MFC
High-fidelity multiphase flow simulation
|
MFC has been benchmarked on several CPUs and GPU devices. This page shows a summary of these results.
The following table outlines observed performance as nanoseconds per grid point (ns/GP) per right-hand side evaluation (lower is better). We solve an example 3D, inviscid, 5-equation model problem with two advected species (a total of 8 PDEs). The numerics are WENO5 and the HLLC approximate Riemann solver. We report results for various numbers of grid points per CPU die (or GPU device) and hardware.
Hardware | 1M GPs | 4M GPs | 8M GPs | Compiler | Computer | |
---|---|---|---|---|---|---|
NVIDIA V100 | 1 device | 96 | 104 | 104 | NVHPC 22.11 | PACE Phoenix |
NVIDIA V100 | 1 device | 101 | 104 | 104 | NVHPC 22.11 | OLCF Summit |
NVIDIA A100 | 1 device | 71 | 56 | 59 | NVHPC 23.5 | Wingtip |
AMD MI250X | 1 GCD | 108 | 90 | 96 | CCE 16.0.1 | OLCF Frontier |
Intel Xeon Gold 6226 | 12 cores | 1963 | 1688 | 1686 | GNU 10.3.0 | PACE Phoenix |
Apple M2 | 6 cores | 2919 | 245 | 4500 | GNU 13.2.0 | N/A |
All results are in nanoseconds (ns) per grid point (gp) per right-hand side (rhs) evaluation. Lower is better.
Weak scaling results are obtained by increasing the problem size with the number of processes so that work per process remains constant.
MFC weask scales to (at least) 65,536 AMD MI250X GPUs on OLCF Frontier with 96% efficiency. This corresponds to 87% of the entire machine.
MFC weak scales to (at least) 13,824 V100 NVIDIA V100 GPUs on OLCF Summit with 97% efficiency. This corresponds to 50% of the entire machine.
MFC Weak scales to 13,824 Power9 CPU cores on OLCF Summit to within 1% of ideal scaling.

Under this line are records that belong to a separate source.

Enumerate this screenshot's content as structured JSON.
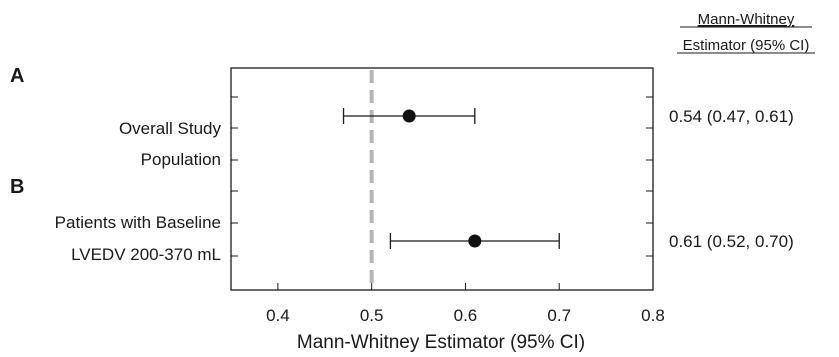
{
  "chart_data": {
    "type": "forest",
    "xlabel": "Mann-Whitney Estimator (95% CI)",
    "xlim": [
      0.35,
      0.8
    ],
    "xticks": [
      0.4,
      0.5,
      0.6,
      0.7,
      0.8
    ],
    "xtick_labels": [
      "0.4",
      "0.5",
      "0.6",
      "0.7",
      "0.8"
    ],
    "reference_value": 0.5,
    "reference_color": "#b5b5b5",
    "column_header": [
      "Mann-Whitney",
      "Estimator (95% CI)"
    ],
    "panels": [
      {
        "letter": "A",
        "label_lines": [
          "Overall Study",
          "Population"
        ],
        "estimate": 0.54,
        "lower": 0.47,
        "upper": 0.61,
        "ci_text": "0.54 (0.47, 0.61)"
      },
      {
        "letter": "B",
        "label_lines": [
          "Patients with Baseline",
          "LVEDV 200-370 mL"
        ],
        "estimate": 0.61,
        "lower": 0.52,
        "upper": 0.7,
        "ci_text": "0.61 (0.52, 0.70)"
      }
    ],
    "grid": false
  }
}
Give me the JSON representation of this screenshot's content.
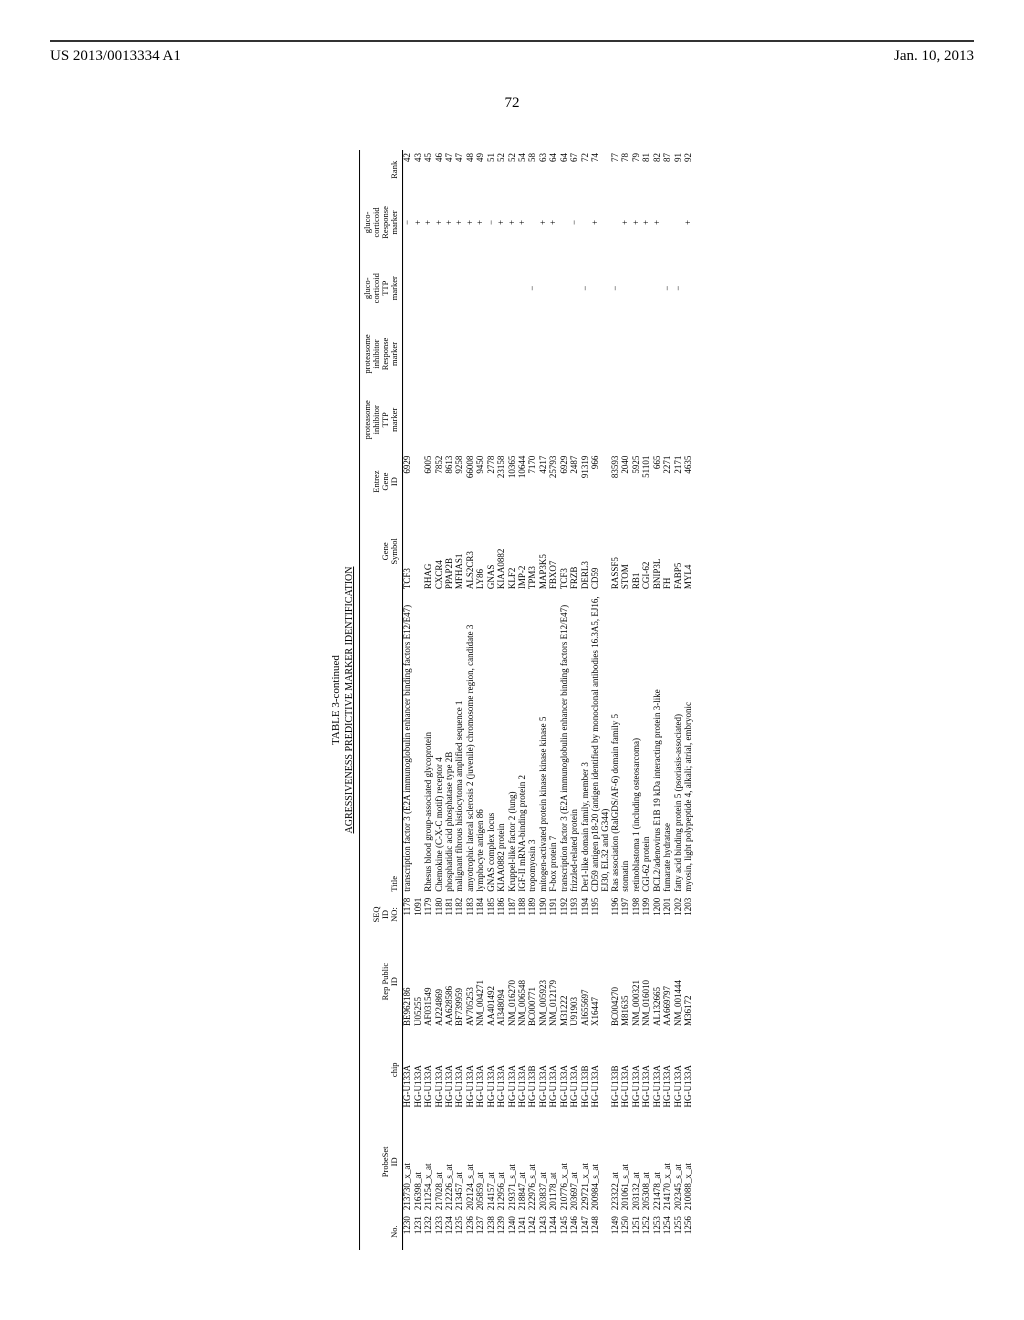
{
  "header": {
    "left": "US 2013/0013334 A1",
    "right": "Jan. 10, 2013",
    "page_number": "72"
  },
  "table": {
    "caption": "TABLE 3-continued",
    "subtitle": "AGRESSIVENESS PREDICTIVE MARKER IDENTIFICATION",
    "columns": [
      "No.",
      "ProbeSet ID",
      "chip",
      "Rep Public ID",
      "SEQ ID NO:",
      "Title",
      "Gene Symbol",
      "Entrez Gene ID",
      "proteasome inhibitor TTP marker",
      "proteasome inhibitor Response marker",
      "gluco-corticoid TTP marker",
      "gluco-corticoid Response marker",
      "Rank"
    ],
    "rows": [
      {
        "no": "1230",
        "probe": "213730_x_at",
        "chip": "HG-U133A",
        "rep": "BE962186",
        "seq": "1178",
        "title": "transcription factor 3 (E2A immunoglobulin enhancer binding factors E12/E47)",
        "gene": "TCF3",
        "entrez": "6929",
        "m1": "",
        "m2": "",
        "m3": "",
        "m4": "−",
        "rank": "42"
      },
      {
        "no": "1231",
        "probe": "216398_at",
        "chip": "HG-U133A",
        "rep": "U05255",
        "seq": "1091",
        "title": "",
        "gene": "",
        "entrez": "",
        "m1": "",
        "m2": "",
        "m3": "",
        "m4": "+",
        "rank": "43"
      },
      {
        "no": "1232",
        "probe": "211254_x_at",
        "chip": "HG-U133A",
        "rep": "AF031549",
        "seq": "1179",
        "title": "Rhesus blood group-associated glycoprotein",
        "gene": "RHAG",
        "entrez": "6005",
        "m1": "",
        "m2": "",
        "m3": "",
        "m4": "+",
        "rank": "45"
      },
      {
        "no": "1233",
        "probe": "217028_at",
        "chip": "HG-U133A",
        "rep": "AJ224869",
        "seq": "1180",
        "title": "Chemokine (C-X-C motif) receptor 4",
        "gene": "CXCR4",
        "entrez": "7852",
        "m1": "",
        "m2": "",
        "m3": "",
        "m4": "+",
        "rank": "46"
      },
      {
        "no": "1234",
        "probe": "212226_s_at",
        "chip": "HG-U133A",
        "rep": "AA628586",
        "seq": "1181",
        "title": "phosphatidic acid phosphatase type 2B",
        "gene": "PPAP2B",
        "entrez": "8613",
        "m1": "",
        "m2": "",
        "m3": "",
        "m4": "+",
        "rank": "47"
      },
      {
        "no": "1235",
        "probe": "213457_at",
        "chip": "HG-U133A",
        "rep": "BF739959",
        "seq": "1182",
        "title": "malignant fibrous histiocytoma amplified sequence 1",
        "gene": "MFHAS1",
        "entrez": "9258",
        "m1": "",
        "m2": "",
        "m3": "",
        "m4": "+",
        "rank": "47"
      },
      {
        "no": "1236",
        "probe": "202124_s_at",
        "chip": "HG-U133A",
        "rep": "AV705253",
        "seq": "1183",
        "title": "amyotrophic lateral sclerosis 2 (juvenile) chromosome region, candidate 3",
        "gene": "ALS2CR3",
        "entrez": "66008",
        "m1": "",
        "m2": "",
        "m3": "",
        "m4": "+",
        "rank": "48"
      },
      {
        "no": "1237",
        "probe": "205859_at",
        "chip": "HG-U133A",
        "rep": "NM_004271",
        "seq": "1184",
        "title": "lymphocyte antigen 86",
        "gene": "LY86",
        "entrez": "9450",
        "m1": "",
        "m2": "",
        "m3": "",
        "m4": "+",
        "rank": "49"
      },
      {
        "no": "1238",
        "probe": "214157_at",
        "chip": "HG-U133A",
        "rep": "AA401492",
        "seq": "1185",
        "title": "GNAS complex locus",
        "gene": "GNAS",
        "entrez": "2778",
        "m1": "",
        "m2": "",
        "m3": "",
        "m4": "−",
        "rank": "51"
      },
      {
        "no": "1239",
        "probe": "212956_at",
        "chip": "HG-U133A",
        "rep": "AI348094",
        "seq": "1186",
        "title": "KIAA0882 protein",
        "gene": "KIAA0882",
        "entrez": "23158",
        "m1": "",
        "m2": "",
        "m3": "",
        "m4": "+",
        "rank": "52"
      },
      {
        "no": "1240",
        "probe": "219371_s_at",
        "chip": "HG-U133A",
        "rep": "NM_016270",
        "seq": "1187",
        "title": "Kruppel-like factor 2 (lung)",
        "gene": "KLF2",
        "entrez": "10365",
        "m1": "",
        "m2": "",
        "m3": "",
        "m4": "+",
        "rank": "52"
      },
      {
        "no": "1241",
        "probe": "218847_at",
        "chip": "HG-U133A",
        "rep": "NM_006548",
        "seq": "1188",
        "title": "IGF-II mRNA-binding protein 2",
        "gene": "IMP-2",
        "entrez": "10644",
        "m1": "",
        "m2": "",
        "m3": "",
        "m4": "+",
        "rank": "54"
      },
      {
        "no": "1242",
        "probe": "222976_s_at",
        "chip": "HG-U133B",
        "rep": "BC000771",
        "seq": "1189",
        "title": "tropomyosin 3",
        "gene": "TPM3",
        "entrez": "7170",
        "m1": "",
        "m2": "",
        "m3": "−",
        "m4": "",
        "rank": "58"
      },
      {
        "no": "1243",
        "probe": "203837_at",
        "chip": "HG-U133A",
        "rep": "NM_005923",
        "seq": "1190",
        "title": "mitogen-activated protein kinase kinase kinase 5",
        "gene": "MAP3K5",
        "entrez": "4217",
        "m1": "",
        "m2": "",
        "m3": "",
        "m4": "+",
        "rank": "63"
      },
      {
        "no": "1244",
        "probe": "201178_at",
        "chip": "HG-U133A",
        "rep": "NM_012179",
        "seq": "1191",
        "title": "F-box protein 7",
        "gene": "FBXO7",
        "entrez": "25793",
        "m1": "",
        "m2": "",
        "m3": "",
        "m4": "+",
        "rank": "64"
      },
      {
        "no": "1245",
        "probe": "210776_x_at",
        "chip": "HG-U133A",
        "rep": "M31222",
        "seq": "1192",
        "title": "transcription factor 3 (E2A immunoglobulin enhancer binding factors E12/E47)",
        "gene": "TCF3",
        "entrez": "6929",
        "m1": "",
        "m2": "",
        "m3": "",
        "m4": "",
        "rank": "64"
      },
      {
        "no": "1246",
        "probe": "203697_at",
        "chip": "HG-U133A",
        "rep": "U91903",
        "seq": "1193",
        "title": "frizzled-related protein",
        "gene": "FRZB",
        "entrez": "2487",
        "m1": "",
        "m2": "",
        "m3": "",
        "m4": "−",
        "rank": "67"
      },
      {
        "no": "1247",
        "probe": "229721_x_at",
        "chip": "HG-U133B",
        "rep": "AI655697",
        "seq": "1194",
        "title": "Der1-like domain family, member 3",
        "gene": "DERL3",
        "entrez": "91319",
        "m1": "",
        "m2": "",
        "m3": "−",
        "m4": "",
        "rank": "72"
      },
      {
        "no": "1248",
        "probe": "200984_s_at",
        "chip": "HG-U133A",
        "rep": "X16447",
        "seq": "1195",
        "title": "CD59 antigen p18-20 (antigen identified by monoclonal antibodies 16.3A5, EJ16, EJ30, EL32 and G344)",
        "gene": "CD59",
        "entrez": "966",
        "m1": "",
        "m2": "",
        "m3": "",
        "m4": "+",
        "rank": "74"
      },
      {
        "no": "1249",
        "probe": "223322_at",
        "chip": "HG-U133B",
        "rep": "BC004270",
        "seq": "1196",
        "title": "Ras association (RalGDS/AF-6) domain family 5",
        "gene": "RASSF5",
        "entrez": "83593",
        "m1": "",
        "m2": "",
        "m3": "−",
        "m4": "",
        "rank": "77"
      },
      {
        "no": "1250",
        "probe": "201061_s_at",
        "chip": "HG-U133A",
        "rep": "M81635",
        "seq": "1197",
        "title": "stomatin",
        "gene": "STOM",
        "entrez": "2040",
        "m1": "",
        "m2": "",
        "m3": "",
        "m4": "+",
        "rank": "78"
      },
      {
        "no": "1251",
        "probe": "203132_at",
        "chip": "HG-U133A",
        "rep": "NM_000321",
        "seq": "1198",
        "title": "retinoblastoma 1 (including osteosarcoma)",
        "gene": "RB1",
        "entrez": "5925",
        "m1": "",
        "m2": "",
        "m3": "",
        "m4": "+",
        "rank": "79"
      },
      {
        "no": "1252",
        "probe": "205308_at",
        "chip": "HG-U133A",
        "rep": "NM_016010",
        "seq": "1199",
        "title": "CGI-62 protein",
        "gene": "CGI-62",
        "entrez": "51101",
        "m1": "",
        "m2": "",
        "m3": "",
        "m4": "+",
        "rank": "81"
      },
      {
        "no": "1253",
        "probe": "221478_at",
        "chip": "HG-U133A",
        "rep": "AL132665",
        "seq": "1200",
        "title": "BCL2/adenovirus E1B 19 kDa interacting protein 3-like",
        "gene": "BNIP3L",
        "entrez": "665",
        "m1": "",
        "m2": "",
        "m3": "",
        "m4": "+",
        "rank": "82"
      },
      {
        "no": "1254",
        "probe": "214170_x_at",
        "chip": "HG-U133A",
        "rep": "AA669797",
        "seq": "1201",
        "title": "fumarate hydratase",
        "gene": "FH",
        "entrez": "2271",
        "m1": "",
        "m2": "",
        "m3": "−",
        "m4": "",
        "rank": "87"
      },
      {
        "no": "1255",
        "probe": "202345_s_at",
        "chip": "HG-U133A",
        "rep": "NM_001444",
        "seq": "1202",
        "title": "fatty acid binding protein 5 (psoriasis-associated)",
        "gene": "FABP5",
        "entrez": "2171",
        "m1": "",
        "m2": "",
        "m3": "−",
        "m4": "",
        "rank": "91"
      },
      {
        "no": "1256",
        "probe": "210088_x_at",
        "chip": "HG-U133A",
        "rep": "M36172",
        "seq": "1203",
        "title": "myosin, light polypeptide 4, alkali; atrial, embryonic",
        "gene": "MYL4",
        "entrez": "4635",
        "m1": "",
        "m2": "",
        "m3": "",
        "m4": "+",
        "rank": "92"
      }
    ]
  }
}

Strong scaling results are obtained by keeping the problem size constant and increasing the number of processes so that work per process decreases.
For these tests, the base case utilizes 8 GPUs with one MPI process per GPU. The performance is analyzed at two different problem sizes of 16M and 64M grid points, with the base case using 2M and 8M grid points per process.
CPU strong scaling tests are done with problem sizes of 16, 32, and 64M grid points, with the base case using 2, 4, and 8M cells per process.